A couple of months back, CapGemini's Carl Bate did a pretty good job of questioning and dissecting what, exactly, constitutes an 'enterprise.' He concludes that while enterprise is typically used to describe a collection of "discrete, interconnected" businesses interacting with each other within a single entity, the definition could also extend to business units interacting the same way with other businesses beyond the firewall. In the other words, SOA is removing the distinctions between an inside business unit and an outside business unit.
But while each line of business unit may be a player in the broader market, Bate warns that the business may be hamstrung by the issues and controls of the 'enterprise' its part of. As Bate puts it:
"Perhaps a different question to ask would be ‘how can we, in an individual business, understand customer information provided by other businesses to help us deliver our services more effectively?’ ...what’s interesting is that the corporate IT strategy often goes way beyond corporate governance and into to heart of the front-line business functions – attempting to deliver on the usual themes of standardization, consolidation and integration across the enterprise. ...good from the enterprise perspective but perhaps not so good from the lines-of-business perspectives."
Now, on to that other sacred cow of SOA terminology, the "LEGO block" analogy. (Guilty as charged of using the analogy on this blogsite as well.) Joel Spolsky recently grumbled about the overuse of the analogy as it relates to simplified programming, saying he's been hearing it as far back as 1991.
Of course, this analogy gets applied to service-oriented architecture, but is it a valid analogy? A Google search of the terms "SOA" and "LEGO" turns up more than 700,000 references, including these:
- "Much like the approach you might take to making LEGO and the Erector set work together, EAI serves as the glue between applications." (article, 2003)

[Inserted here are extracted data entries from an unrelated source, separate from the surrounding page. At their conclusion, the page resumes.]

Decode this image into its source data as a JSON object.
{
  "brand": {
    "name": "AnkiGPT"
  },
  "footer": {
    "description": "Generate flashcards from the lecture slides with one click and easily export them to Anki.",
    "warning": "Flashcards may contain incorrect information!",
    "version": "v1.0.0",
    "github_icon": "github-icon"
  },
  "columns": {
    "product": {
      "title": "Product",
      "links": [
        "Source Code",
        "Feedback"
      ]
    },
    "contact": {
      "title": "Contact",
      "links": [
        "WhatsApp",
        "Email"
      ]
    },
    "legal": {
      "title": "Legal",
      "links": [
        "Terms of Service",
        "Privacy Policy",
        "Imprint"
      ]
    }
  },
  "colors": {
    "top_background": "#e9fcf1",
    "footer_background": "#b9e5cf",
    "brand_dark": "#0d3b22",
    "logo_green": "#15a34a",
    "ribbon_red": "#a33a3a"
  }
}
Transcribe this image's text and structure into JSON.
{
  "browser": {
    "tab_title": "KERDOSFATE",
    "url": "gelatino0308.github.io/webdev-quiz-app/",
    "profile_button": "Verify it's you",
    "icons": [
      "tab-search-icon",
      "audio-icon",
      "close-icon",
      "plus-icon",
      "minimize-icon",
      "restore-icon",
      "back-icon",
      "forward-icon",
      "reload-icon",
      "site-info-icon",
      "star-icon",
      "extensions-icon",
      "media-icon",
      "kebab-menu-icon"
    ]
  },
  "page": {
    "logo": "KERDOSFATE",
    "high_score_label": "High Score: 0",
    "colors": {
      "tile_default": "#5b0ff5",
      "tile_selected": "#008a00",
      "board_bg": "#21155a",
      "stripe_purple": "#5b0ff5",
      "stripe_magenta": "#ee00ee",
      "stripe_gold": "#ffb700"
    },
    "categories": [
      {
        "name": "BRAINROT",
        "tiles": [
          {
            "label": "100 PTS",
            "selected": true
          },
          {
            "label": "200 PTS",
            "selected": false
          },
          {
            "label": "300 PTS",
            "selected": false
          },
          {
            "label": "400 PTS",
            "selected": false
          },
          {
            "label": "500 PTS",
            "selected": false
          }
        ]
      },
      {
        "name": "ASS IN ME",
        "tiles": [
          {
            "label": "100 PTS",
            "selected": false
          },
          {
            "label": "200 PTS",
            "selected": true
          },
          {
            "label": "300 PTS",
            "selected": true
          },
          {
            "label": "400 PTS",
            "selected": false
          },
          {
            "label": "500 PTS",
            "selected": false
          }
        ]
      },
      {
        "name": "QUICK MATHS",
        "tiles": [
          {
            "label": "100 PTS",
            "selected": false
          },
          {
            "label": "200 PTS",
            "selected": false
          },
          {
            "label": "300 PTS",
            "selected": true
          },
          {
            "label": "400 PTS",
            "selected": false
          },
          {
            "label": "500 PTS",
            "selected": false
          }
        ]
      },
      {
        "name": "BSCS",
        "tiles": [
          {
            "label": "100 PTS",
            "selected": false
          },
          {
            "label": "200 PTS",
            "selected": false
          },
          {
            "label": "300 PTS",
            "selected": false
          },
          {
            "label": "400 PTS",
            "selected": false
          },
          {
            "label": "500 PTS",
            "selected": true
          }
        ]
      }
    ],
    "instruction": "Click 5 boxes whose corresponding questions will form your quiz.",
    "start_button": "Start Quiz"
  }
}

- "Conceptually, a services orientation turns your entire application portfolio – and that of your partners – into technological LEGO blocks that can be assembled in anynumber of configurations to meet changing business needs. But unlike a single LEGO block, which can only be used in one design at a time, a 'service' can be used by several applications at once (much like a letter in a crossword puzzle)." (vendor white paper, 2006)
- "A pertinent analogy for SOA is LEGO, the popular building blocks play set. Rather than build separate, custom applications for each department or enterprise (as was done in the past) today’s businesses, operating in an interconnected world “flattened” by the Internet, need standard blocks of functionality that fit with each other and can be easily integrated and configured." (article, 2006)

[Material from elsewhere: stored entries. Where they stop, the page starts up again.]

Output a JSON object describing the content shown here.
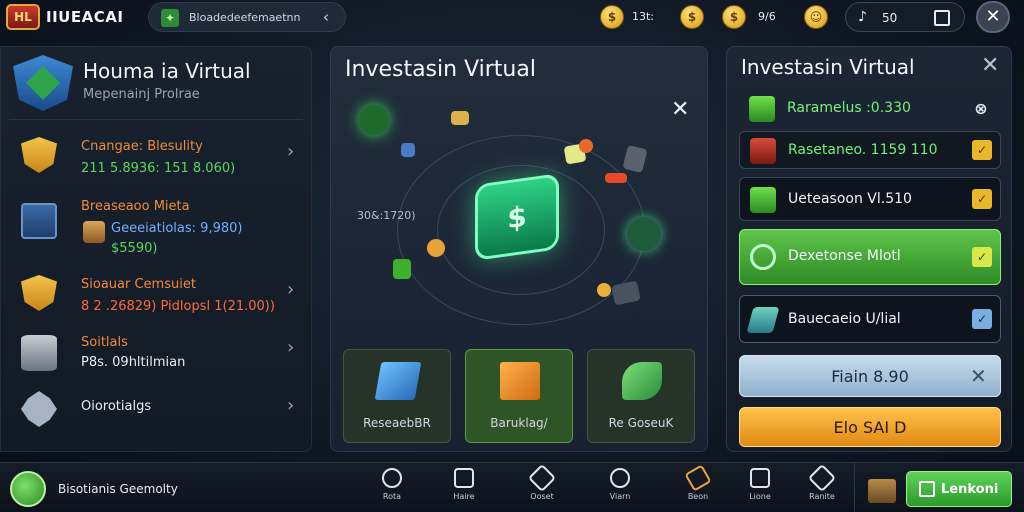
{
  "topbar": {
    "logo_text": "HL",
    "app_title": "IIUEACAI",
    "search_text": "Bloadedeefemaetnn",
    "chevron": "‹",
    "currencies": [
      {
        "icon": "coin-icon",
        "value": "13t:"
      },
      {
        "icon": "coin-icon",
        "value": "9/6"
      },
      {
        "icon": "smiley-coin-icon",
        "value": ""
      }
    ],
    "sound_value": "50",
    "close": "✕"
  },
  "left_panel": {
    "title": "Houma ia Virtual",
    "subtitle": "Mepenainj Prolrae",
    "rows": [
      {
        "icon": "shield-icon",
        "name": "Cnangae: Blesulity",
        "line2": "211 5.8936: 151 8.060)",
        "line2_color": "#58d85a"
      },
      {
        "icon": "box-icon",
        "name": "Breaseaoo Mieta",
        "line2": "Geeeiatiolas: 9,980)",
        "line3": "$5590)",
        "line2_color": "#6fb0ff"
      },
      {
        "icon": "shield-icon",
        "name": "Sioauar Cemsuiet",
        "line2": "8 2 .26829) Pidlopsl 1(21.00))",
        "line2_color": "#ff6a3a"
      },
      {
        "icon": "database-icon",
        "name": "Soitlals",
        "line2": "P8s. 09hltilmian",
        "line2_color": "#e8eef6"
      },
      {
        "icon": "puzzle-icon",
        "name": "Oiorotialgs",
        "line2": "",
        "line2_color": "#e8eef6"
      }
    ]
  },
  "center_panel": {
    "title": "Investasin Virtual",
    "close": "✕",
    "orbit_label": "30&:1720)",
    "hub_glyph": "$",
    "cards": [
      {
        "label": "ReseaebBR",
        "bg": "#2a3a2e"
      },
      {
        "label": "Baruklag/",
        "bg": "#2f5a26"
      },
      {
        "label": "Re GoseuK",
        "bg": "#2a3a2e"
      }
    ]
  },
  "right_panel": {
    "title": "Investasin Virtual",
    "close": "✕",
    "items": [
      {
        "icon": "cube-icon",
        "label": "Raramelus :0.330",
        "check": "⊗",
        "style": "plain"
      },
      {
        "icon": "chest-icon",
        "label": "Rasetaneo. 1159 110",
        "check": "✓",
        "style": "outlined"
      },
      {
        "icon": "cube-icon",
        "label": "Ueteasoon Vl.510",
        "check": "✓",
        "style": "outlined"
      },
      {
        "icon": "gear-icon",
        "label": "Dexetonse Mlotl",
        "check": "✓",
        "style": "green"
      },
      {
        "icon": "tile-icon",
        "label": "Bauecaeio U/lial",
        "check": "✓",
        "style": "outlined-blue"
      }
    ],
    "primary_button": "Fiain 8.90",
    "primary_close": "✕",
    "secondary_button": "Elo SAI D"
  },
  "bottom_bar": {
    "username": "Bisotianis Geemolty",
    "nav": [
      {
        "icon": "globe-icon",
        "label": "Rota"
      },
      {
        "icon": "document-icon",
        "label": "Haire"
      },
      {
        "icon": "tag-icon",
        "label": "Ooset"
      },
      {
        "icon": "search-icon",
        "label": "Viarn"
      },
      {
        "icon": "ticket-icon",
        "label": "Beon"
      },
      {
        "icon": "cart-icon",
        "label": "Lione"
      },
      {
        "icon": "diamond-icon",
        "label": "Ranite"
      }
    ],
    "play_button": "Lenkoni"
  },
  "colors": {
    "accent_green": "#2fd186",
    "accent_orange": "#f08a3c",
    "primary_blue": "#8fb0cc",
    "button_orange": "#e08a14"
  }
}
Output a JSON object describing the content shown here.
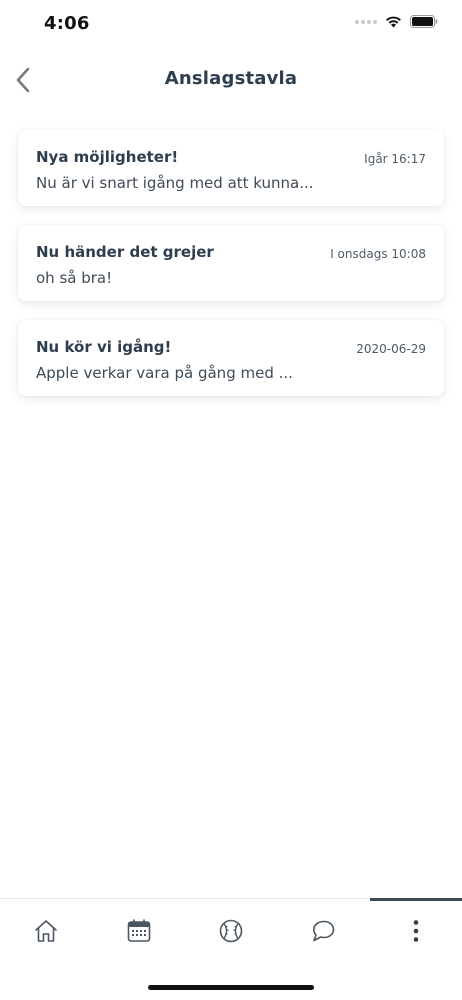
{
  "status_bar": {
    "time": "4:06"
  },
  "header": {
    "title": "Anslagstavla"
  },
  "notices": [
    {
      "title": "Nya möjligheter!",
      "date": "Igår 16:17",
      "preview": "Nu är vi snart igång med att kunna..."
    },
    {
      "title": "Nu händer det grejer",
      "date": "I onsdags 10:08",
      "preview": "oh så bra!"
    },
    {
      "title": "Nu kör vi igång!",
      "date": "2020-06-29",
      "preview": "Apple verkar vara på gång med ..."
    }
  ],
  "tab_bar": {
    "tabs": [
      {
        "icon": "home-icon"
      },
      {
        "icon": "calendar-icon"
      },
      {
        "icon": "ball-icon"
      },
      {
        "icon": "chat-icon"
      },
      {
        "icon": "more-vertical-icon",
        "active": true
      }
    ]
  },
  "colors": {
    "text": "#2f3e4e",
    "active_indicator": "#3c4a56"
  }
}
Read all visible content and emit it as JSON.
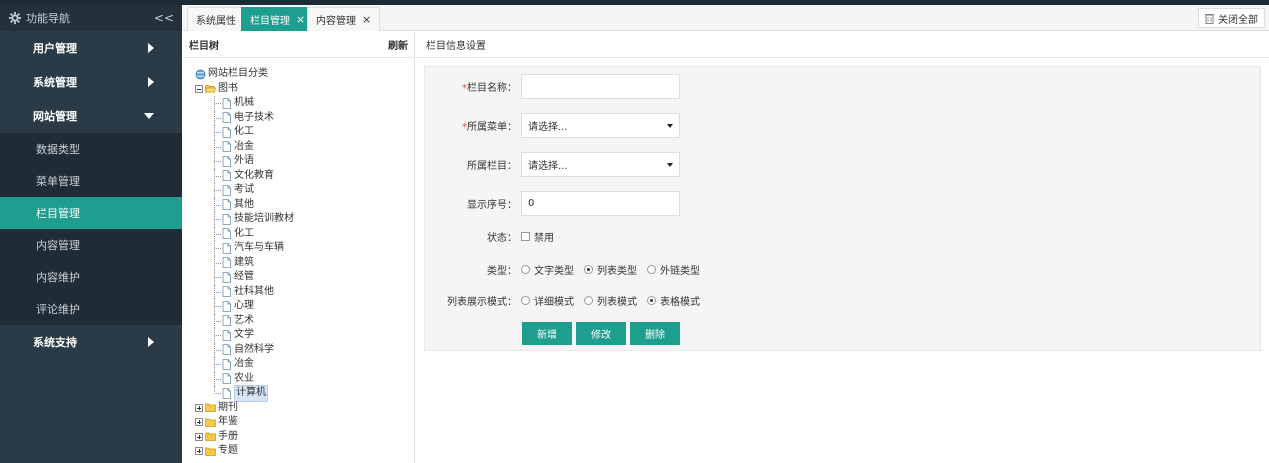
{
  "sidebar": {
    "title": "功能导航",
    "collapse_glyph": "<<",
    "groups": [
      {
        "label": "用户管理"
      },
      {
        "label": "系统管理"
      },
      {
        "label": "网站管理"
      },
      {
        "label": "系统支持"
      }
    ],
    "sub_items": [
      {
        "label": "数据类型"
      },
      {
        "label": "菜单管理"
      },
      {
        "label": "栏目管理"
      },
      {
        "label": "内容管理"
      },
      {
        "label": "内容维护"
      },
      {
        "label": "评论维护"
      }
    ],
    "accent_color": "#1d9e8e"
  },
  "tabs": {
    "items": [
      {
        "label": "系统属性"
      },
      {
        "label": "栏目管理"
      },
      {
        "label": "内容管理"
      }
    ],
    "close_all": "关闭全部",
    "close_glyph": "×"
  },
  "tree_panel": {
    "title": "栏目树",
    "refresh": "刷新",
    "root": "网站栏目分类",
    "open_folder": "图书",
    "leaves": [
      "机械",
      "电子技术",
      "化工",
      "冶金",
      "外语",
      "文化教育",
      "考试",
      "其他",
      "技能培训教材",
      "化工",
      "汽车与车辆",
      "建筑",
      "经管",
      "社科其他",
      "心理",
      "艺术",
      "文学",
      "自然科学",
      "冶金",
      "农业",
      "计算机"
    ],
    "selected_leaf": "计算机",
    "closed_folders": [
      "期刊",
      "年鉴",
      "手册",
      "专题"
    ]
  },
  "form": {
    "title": "栏目信息设置",
    "name_label": "栏目名称：",
    "name_value": "",
    "menu_label": "所属菜单：",
    "menu_value": "请选择...",
    "column_label": "所属栏目：",
    "column_value": "请选择...",
    "order_label": "显示序号：",
    "order_value": "0",
    "status_label": "状态：",
    "status_option": "禁用",
    "type_label": "类型：",
    "type_options": [
      "文字类型",
      "列表类型",
      "外链类型"
    ],
    "type_selected": "列表类型",
    "mode_label": "列表展示模式：",
    "mode_options": [
      "详细模式",
      "列表模式",
      "表格模式"
    ],
    "mode_selected": "表格模式",
    "buttons": {
      "add": "新增",
      "edit": "修改",
      "delete": "删除"
    }
  }
}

- IBM also uses the Lego analogy on its Website, but properly credits LEGO corporation at the bottom of the page: "LEGO is a trademark of the LEGO Group of companies which does not sponsor, authorize or endorse this site." (IBM has a huge legal department that insists on these things.)

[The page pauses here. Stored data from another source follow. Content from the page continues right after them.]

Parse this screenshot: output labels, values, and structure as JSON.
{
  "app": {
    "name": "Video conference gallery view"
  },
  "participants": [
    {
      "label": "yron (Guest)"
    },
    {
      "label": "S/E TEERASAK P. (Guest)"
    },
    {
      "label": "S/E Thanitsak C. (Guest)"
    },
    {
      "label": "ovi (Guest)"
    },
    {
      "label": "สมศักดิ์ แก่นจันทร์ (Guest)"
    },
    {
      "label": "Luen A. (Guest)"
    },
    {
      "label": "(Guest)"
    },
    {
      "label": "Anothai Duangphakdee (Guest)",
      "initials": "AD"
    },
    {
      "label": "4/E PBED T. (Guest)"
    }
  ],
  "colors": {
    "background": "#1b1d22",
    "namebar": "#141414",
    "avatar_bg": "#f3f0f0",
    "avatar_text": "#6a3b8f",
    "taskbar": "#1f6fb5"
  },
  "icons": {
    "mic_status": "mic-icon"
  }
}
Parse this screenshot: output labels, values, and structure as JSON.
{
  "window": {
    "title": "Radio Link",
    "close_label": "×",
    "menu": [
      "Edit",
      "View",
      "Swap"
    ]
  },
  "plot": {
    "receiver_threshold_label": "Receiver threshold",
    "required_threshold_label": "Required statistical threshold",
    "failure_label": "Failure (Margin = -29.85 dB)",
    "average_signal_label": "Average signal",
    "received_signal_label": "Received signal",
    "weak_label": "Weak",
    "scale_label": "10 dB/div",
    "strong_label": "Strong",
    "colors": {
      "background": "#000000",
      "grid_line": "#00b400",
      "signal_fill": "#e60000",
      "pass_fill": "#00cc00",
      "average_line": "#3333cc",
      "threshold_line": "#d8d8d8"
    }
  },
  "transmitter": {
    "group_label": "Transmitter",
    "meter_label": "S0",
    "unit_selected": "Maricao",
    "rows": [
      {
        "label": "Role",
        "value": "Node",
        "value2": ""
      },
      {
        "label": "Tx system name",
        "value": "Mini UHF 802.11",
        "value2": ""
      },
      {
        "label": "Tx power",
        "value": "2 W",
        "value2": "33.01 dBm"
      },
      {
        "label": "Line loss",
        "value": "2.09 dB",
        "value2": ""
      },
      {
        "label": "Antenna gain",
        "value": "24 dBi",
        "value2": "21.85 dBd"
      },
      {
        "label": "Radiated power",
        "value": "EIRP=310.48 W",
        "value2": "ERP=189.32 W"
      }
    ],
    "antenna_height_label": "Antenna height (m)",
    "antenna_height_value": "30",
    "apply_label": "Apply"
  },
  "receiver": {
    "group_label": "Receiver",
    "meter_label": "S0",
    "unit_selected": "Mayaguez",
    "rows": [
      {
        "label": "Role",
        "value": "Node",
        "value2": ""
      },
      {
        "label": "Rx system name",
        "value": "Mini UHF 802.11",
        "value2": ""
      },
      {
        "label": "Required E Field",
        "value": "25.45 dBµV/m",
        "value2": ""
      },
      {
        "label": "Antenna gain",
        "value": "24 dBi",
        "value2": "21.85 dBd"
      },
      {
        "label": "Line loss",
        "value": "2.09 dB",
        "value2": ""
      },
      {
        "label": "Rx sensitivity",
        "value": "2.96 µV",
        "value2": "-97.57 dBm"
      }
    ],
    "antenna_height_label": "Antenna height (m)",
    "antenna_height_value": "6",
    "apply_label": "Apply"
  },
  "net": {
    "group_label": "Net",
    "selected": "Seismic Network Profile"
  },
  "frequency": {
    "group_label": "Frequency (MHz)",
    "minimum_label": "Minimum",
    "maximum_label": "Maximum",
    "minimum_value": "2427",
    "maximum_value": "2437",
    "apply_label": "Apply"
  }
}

Is LEGO block-building a valid analogy for SOA application building? I think it very adequately captures the essence of what SOA is about, though it's understood that SOA building is much more complex. 'Erector set' of course may better describe it, because it involves some nut-and-bolts work rather than simply "snapping" components together.
Perhaps we could pull some definitions together and conclude that the 'enterprise' is a series of interconnected businesses that can be snapped together on demand, like LEGO blocks, to serve specific market needs as they arise.